Ce sont des instantanés de vie, d’une extrême banalité, sans résolution finale. Carver ne fournit aucune explication. Il se concentre sur les détails, les décrit avec minutie, parfois de manière répétitive. On reste perplexe, se demandant pourquoi ces nouvelles existent. Et c’est fascinant.
L’une d’entre elles se déroule dans une salle à manger, tout du long des détails en apparence insignifiants sont disséminés. À la fin, tout s’éclaire, et on réalise que ces détails étaient importants. C’est un peu ce que nous cherchons à travers notre photographie.
Lire Les vitamines du bonheur de Raymond Carver.
Un film dont vous vous sentez proche
Valentina Piccinni
J’aime les histoires où les personnages sont connectés par de subtiles liens. Comme dans Short Cuts (1994) de Robert Altman, un film qui s’inspire d’ailleurs de plusieurs ouvrages de Raymond Carver. Ou Babel (2006) de Alejandro González Iñárritu, qui explore les répercussions d’un incident tragique à travers les histoires entrelacées de ses personnages.

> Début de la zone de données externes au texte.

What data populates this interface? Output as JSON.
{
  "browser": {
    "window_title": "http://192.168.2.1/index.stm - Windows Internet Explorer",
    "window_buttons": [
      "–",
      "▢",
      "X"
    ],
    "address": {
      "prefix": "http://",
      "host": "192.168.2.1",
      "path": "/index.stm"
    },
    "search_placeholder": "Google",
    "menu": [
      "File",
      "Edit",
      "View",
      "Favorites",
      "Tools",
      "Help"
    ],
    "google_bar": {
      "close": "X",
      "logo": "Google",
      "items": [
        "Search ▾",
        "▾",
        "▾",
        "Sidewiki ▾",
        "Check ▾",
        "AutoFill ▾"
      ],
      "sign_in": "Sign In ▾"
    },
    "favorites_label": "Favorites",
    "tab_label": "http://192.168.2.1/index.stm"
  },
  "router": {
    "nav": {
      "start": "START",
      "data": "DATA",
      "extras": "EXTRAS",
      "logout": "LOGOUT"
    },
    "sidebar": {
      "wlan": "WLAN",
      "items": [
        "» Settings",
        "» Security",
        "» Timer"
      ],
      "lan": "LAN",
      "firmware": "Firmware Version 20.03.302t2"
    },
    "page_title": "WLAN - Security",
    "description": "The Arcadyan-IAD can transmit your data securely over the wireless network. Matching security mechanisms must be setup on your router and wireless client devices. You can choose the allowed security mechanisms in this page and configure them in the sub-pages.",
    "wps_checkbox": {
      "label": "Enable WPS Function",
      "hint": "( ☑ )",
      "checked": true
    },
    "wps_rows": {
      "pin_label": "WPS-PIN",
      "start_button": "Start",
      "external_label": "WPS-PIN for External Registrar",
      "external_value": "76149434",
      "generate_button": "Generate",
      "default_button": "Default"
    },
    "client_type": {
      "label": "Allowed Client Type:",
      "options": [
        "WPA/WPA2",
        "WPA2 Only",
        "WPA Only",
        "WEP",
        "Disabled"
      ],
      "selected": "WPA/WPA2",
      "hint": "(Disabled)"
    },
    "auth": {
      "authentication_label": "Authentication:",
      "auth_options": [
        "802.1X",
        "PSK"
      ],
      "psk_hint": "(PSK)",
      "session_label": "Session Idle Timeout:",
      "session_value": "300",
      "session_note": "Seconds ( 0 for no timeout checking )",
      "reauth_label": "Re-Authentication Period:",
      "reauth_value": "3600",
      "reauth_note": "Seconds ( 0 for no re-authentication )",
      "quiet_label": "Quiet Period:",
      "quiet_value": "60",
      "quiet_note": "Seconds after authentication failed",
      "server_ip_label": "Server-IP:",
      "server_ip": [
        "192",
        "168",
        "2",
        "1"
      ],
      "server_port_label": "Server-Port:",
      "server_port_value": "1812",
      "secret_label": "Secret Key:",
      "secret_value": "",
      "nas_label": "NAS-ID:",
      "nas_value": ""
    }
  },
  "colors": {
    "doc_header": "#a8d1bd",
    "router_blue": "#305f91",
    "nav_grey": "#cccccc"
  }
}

Voir Short Cuts et Babel sur Allociné.
Je suis aussi passionnée par les réalisateurs du Nord de l’Europe tels que Susanne Bier (Brothers, After the wedding), Thomas Vinterberg (Festen, La Chasse, Drunk) et Anders Thomas Jensen (Les Bouchers verts, Adam’s apples).
Ils abordent des histoires tragiques qu’ils traitent sans pathos. À l’opposé de ce qui se fait en Italie où le pathos est omniprésent.
Jean-Marc Caimi
Je rejoins les goûts de Valentina. J’ajouterais Ulrich Seidl, un réalisateur autrichien, avec sa trilogie Paradis composée des films Amour (2013), Foi (2013) et Espoir (2013).
J’admire le travail de ce cinéaste. Il filme la réalité avec une mise en scène précise, je dirais photographique. Ses plans fixes disposent chaque élément dans la scène de manière impeccable. On y trouve simultanément l’absurdité et la banalité de la vie. La vie qui devient surréelle et absurde lorsque l’on porte une attention extrême à ses aspects les plus banales.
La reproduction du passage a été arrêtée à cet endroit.